In this lecture, we will explore the coding implementation of the pre-order traversal technique in binary trees. We have previously discussed DFS traversal methods, that include pre-order, in-order, and post-order traversals. Here, we focus specifically on pre-order traversal.

Preorder Traversal Explained

In preorder traversal, the sequence of visiting nodes is:

  1. Root
  2. Left
  3. Right

Let's implement a simple and intuitive approach to writing the preorder traversal code. The steps are straightforward:

  1. Visit the root node and print it.
  2. Recurse on the left subtree.
  3. Recurse on the right subtree.

Here is the C++/Java code for preorder traversal:

void preorder(Node* root) (
    if(root == nullptr) return; // base case
    cout << root->data << " "; // visit the root
    preorder(root->left); // recur on the left subtree
    preorder(root->right); // recur on the right subtree
)

Dry Run of Preorder Traversal

Consider the following example tree for a step-by-step dry run:

      1
     / \
    2   3
   / \   \
  4   5   7
     /     \
    6       8
              \
               9
                \
                10

Starting at the root node (1):

  • Print 1 (root)
  • Move to the left subtree and call preorder on node 2:
    • Print 2 (root)
    • Move to the left subtree and call preorder on node 4:
      • Print 4 (root)
      • Both left and right of 4 are null, return to 2
    • Move to the right subtree and call preorder on node 5:
      • Print 5 (root)
      • Recur on left subtree, output is 6, right is null. So output sequence is 4, 2, 5, 6
  • Move to the right subtree and call preorder on node 3:
    • Print 3 (root)
    • Move to left, output is 7,
    • Move to right and call preorder on node 8 (continuing in depth-first manner):
      • Print 8 (root)
      • Move left, print 9, move right print 10.
    • Combining, the final preorder traversal sequence is 1, 2, 4, 5, 6, 3, 7, 8, 9, 10.

Time and Space Complexity

  • Time Complexity: (O(n)), where (n) is the number of nodes in the tree, because each node is visited once.
  • Space Complexity: The auxiliary space used in the recursive stack is (O(h)), where (h) is the height of the tree. In the worst case, this can be (O(n)) for a completely skewed tree.

Keywords

  • Preorder Traversal
  • Binary Tree
  • DFS (Depth-First Search)
  • C++ Code
  • Java Code
  • Time Complexity
  • Space Complexity
  • Recursive Implementation

FAQ

1. What is preorder traversal in a binary tree?

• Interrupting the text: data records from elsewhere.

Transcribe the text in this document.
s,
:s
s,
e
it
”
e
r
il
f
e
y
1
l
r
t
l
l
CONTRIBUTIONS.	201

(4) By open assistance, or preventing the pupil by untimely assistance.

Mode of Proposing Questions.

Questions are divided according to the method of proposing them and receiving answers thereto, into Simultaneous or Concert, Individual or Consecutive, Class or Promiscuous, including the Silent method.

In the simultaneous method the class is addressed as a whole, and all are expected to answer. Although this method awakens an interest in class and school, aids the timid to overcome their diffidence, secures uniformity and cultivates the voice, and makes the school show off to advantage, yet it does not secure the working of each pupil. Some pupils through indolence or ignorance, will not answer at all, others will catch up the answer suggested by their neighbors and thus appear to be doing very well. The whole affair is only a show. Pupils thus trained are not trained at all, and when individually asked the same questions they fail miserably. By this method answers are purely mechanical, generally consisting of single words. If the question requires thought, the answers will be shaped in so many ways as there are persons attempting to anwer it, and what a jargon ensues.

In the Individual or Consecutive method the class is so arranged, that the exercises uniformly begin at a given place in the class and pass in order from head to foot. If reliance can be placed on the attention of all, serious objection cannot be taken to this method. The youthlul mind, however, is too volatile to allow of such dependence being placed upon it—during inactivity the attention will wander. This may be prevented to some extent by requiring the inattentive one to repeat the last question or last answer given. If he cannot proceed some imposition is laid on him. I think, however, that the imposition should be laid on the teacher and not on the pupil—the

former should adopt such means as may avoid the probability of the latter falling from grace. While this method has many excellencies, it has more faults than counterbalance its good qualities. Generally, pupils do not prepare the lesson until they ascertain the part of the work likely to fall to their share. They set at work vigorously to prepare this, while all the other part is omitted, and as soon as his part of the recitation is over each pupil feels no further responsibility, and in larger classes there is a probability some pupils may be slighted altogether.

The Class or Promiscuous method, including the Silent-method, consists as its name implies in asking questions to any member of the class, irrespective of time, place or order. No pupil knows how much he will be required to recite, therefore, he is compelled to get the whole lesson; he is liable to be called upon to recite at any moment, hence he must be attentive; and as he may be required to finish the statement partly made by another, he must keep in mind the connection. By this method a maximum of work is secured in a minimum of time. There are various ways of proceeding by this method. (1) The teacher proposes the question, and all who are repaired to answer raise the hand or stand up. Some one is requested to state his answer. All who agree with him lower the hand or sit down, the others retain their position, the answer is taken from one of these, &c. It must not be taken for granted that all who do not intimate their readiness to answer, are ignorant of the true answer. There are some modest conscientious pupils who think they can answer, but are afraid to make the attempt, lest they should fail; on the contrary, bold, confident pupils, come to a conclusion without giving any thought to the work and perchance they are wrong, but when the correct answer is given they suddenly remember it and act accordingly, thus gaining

Preorder traversal in a binary tree is a depth-first search (DFS) technique where the nodes are recursively visited in this order: Root, Left subtree, Right subtree.

2. What is the time complexity of preorder traversal?

The time complexity of preorder traversal is (O(n)), where (n) is the number of nodes in the binary tree.

3. What is the space complexity of preorder traversal?

The space complexity of preorder traversal is (O(h)), where (h) is the height of the tree. In the worst-case scenario, the space complexity is (O(n)), especially for a completely skewed tree.

4. Can preorder traversal be implemented iteratively?

Yes, preorder traversal can be implemented iteratively using a stack to simulate the recursive call stack.

5. Why is preorder traversal useful?

Preorder traversal is useful for creating a copy of the tree, for prefix expression evaluation, and for various tree-based algorithms where the root node needs to be processed before its child nodes.